Wakil Wali Kota Bontang, Agus Haris mengatakan, pasca keputusan itu Pemerintah Kota (Pemkot) Bontang memastikan pelayanan seperti kesehatan, sekolah, pendidikan, sampai pelayanan sosial, masyarakat Sidrap masih tetap bisa mendapatkannya. Selama mereka ber-Kartu Tanda Penduduk (KTP) Bontang.

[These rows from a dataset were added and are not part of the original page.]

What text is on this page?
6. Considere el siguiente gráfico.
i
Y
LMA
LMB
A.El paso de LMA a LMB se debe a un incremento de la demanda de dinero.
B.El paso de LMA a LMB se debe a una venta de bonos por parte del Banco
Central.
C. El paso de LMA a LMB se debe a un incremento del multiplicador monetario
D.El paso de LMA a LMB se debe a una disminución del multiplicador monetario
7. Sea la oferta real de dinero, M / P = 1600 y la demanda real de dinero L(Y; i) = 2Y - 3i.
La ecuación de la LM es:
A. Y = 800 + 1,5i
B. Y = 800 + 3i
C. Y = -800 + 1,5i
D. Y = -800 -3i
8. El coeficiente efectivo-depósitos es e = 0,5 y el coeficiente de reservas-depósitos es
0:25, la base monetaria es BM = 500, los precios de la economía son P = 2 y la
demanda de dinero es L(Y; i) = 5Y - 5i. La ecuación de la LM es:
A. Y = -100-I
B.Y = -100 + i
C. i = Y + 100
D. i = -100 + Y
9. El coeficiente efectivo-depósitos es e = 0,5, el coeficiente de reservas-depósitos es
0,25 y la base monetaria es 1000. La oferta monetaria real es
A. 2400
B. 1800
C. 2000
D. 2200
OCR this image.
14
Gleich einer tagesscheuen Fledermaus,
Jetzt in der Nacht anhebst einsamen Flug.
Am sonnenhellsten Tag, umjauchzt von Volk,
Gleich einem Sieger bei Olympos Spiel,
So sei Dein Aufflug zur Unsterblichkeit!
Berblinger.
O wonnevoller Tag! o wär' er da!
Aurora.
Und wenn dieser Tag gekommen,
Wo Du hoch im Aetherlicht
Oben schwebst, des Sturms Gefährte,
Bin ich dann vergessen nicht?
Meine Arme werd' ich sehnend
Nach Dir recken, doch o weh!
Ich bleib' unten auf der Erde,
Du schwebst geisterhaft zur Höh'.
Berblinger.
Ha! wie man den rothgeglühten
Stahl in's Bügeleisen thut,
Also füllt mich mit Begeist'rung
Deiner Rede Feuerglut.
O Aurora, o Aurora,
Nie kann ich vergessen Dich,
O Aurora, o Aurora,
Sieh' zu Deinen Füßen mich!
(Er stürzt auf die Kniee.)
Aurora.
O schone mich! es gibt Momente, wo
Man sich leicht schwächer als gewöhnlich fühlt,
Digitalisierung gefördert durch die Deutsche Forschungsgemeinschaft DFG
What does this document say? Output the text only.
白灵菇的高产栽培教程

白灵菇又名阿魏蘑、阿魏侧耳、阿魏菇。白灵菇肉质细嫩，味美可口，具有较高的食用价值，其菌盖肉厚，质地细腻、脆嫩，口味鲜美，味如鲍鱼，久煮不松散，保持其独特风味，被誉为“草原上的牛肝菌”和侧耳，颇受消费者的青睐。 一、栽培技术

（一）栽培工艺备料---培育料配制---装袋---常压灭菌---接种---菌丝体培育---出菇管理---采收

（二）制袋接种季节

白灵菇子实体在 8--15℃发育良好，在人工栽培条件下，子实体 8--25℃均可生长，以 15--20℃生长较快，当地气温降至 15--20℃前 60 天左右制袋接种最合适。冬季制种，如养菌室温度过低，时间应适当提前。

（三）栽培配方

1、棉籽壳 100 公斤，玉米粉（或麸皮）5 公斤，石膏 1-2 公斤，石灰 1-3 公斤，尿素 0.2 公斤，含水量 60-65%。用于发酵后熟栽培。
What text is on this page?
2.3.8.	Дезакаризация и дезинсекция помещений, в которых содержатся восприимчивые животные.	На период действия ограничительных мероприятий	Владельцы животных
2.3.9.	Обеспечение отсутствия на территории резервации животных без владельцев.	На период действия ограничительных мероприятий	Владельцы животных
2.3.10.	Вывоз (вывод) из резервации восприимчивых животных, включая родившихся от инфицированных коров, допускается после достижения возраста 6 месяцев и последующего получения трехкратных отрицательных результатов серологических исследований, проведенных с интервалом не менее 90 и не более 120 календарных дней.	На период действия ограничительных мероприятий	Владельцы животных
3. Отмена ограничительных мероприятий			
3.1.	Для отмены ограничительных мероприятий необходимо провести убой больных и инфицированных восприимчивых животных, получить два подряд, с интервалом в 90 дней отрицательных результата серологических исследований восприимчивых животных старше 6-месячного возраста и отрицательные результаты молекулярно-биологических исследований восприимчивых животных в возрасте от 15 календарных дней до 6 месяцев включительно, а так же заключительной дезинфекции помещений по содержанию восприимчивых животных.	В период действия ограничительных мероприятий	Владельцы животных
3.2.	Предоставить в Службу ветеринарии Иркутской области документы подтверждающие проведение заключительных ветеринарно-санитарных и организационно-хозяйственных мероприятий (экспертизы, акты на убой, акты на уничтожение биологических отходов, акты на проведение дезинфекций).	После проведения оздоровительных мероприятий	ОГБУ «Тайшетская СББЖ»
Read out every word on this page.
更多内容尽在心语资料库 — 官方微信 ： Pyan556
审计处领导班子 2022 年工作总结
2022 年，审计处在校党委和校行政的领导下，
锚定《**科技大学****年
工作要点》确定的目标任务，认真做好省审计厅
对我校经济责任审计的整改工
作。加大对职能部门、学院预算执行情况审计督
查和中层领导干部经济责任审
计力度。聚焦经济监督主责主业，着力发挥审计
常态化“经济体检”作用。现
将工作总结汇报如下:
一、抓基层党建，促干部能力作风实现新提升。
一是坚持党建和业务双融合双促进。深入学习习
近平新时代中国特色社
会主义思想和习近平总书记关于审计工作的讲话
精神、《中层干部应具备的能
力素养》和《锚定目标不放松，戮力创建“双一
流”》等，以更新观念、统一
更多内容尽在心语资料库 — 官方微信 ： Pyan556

“Semua pelayanannya masih tetap mereka dapatkan, akan tetapi kalau terkait bagian infrastruktur tidak bisa. Kemarin kan pas datang gubernur sempat dijelaskan sama Wali Kota Bontang,” ucapnya beberapa waktu lalu.
Diberita sebelumnya, Wali Kota Bontang, Neni Moerniaeni sempat mengatakan jika wilayah yang masuk di Kutim, pastinya tidak bisa dibantu dalam hal perbaikan untuk fasilitas yang kurang dengan menggunakan Anggaran Pendapatan dan Belanja Daerah (APBD) Bontang.
Sebab wilayah tersebut bukan menjadi bagian dari wilayah Kota Bontang, maka ada batasan-batasan dalam menggunakan APBD tersebut. Tidak langsung asal menggunakan APBD, dengan segala pembangunan infrastruktur yang dibutuhkan.
“Maka dengan adanya hal seperti ini, pemerintah Kutim juga tidak bisa dengan asal langsung memindahkan KTP mereka. Semua ada aturannya dan kembali lagi ke masyarakat, mereka mau pindah atau tidak,” tutupnya.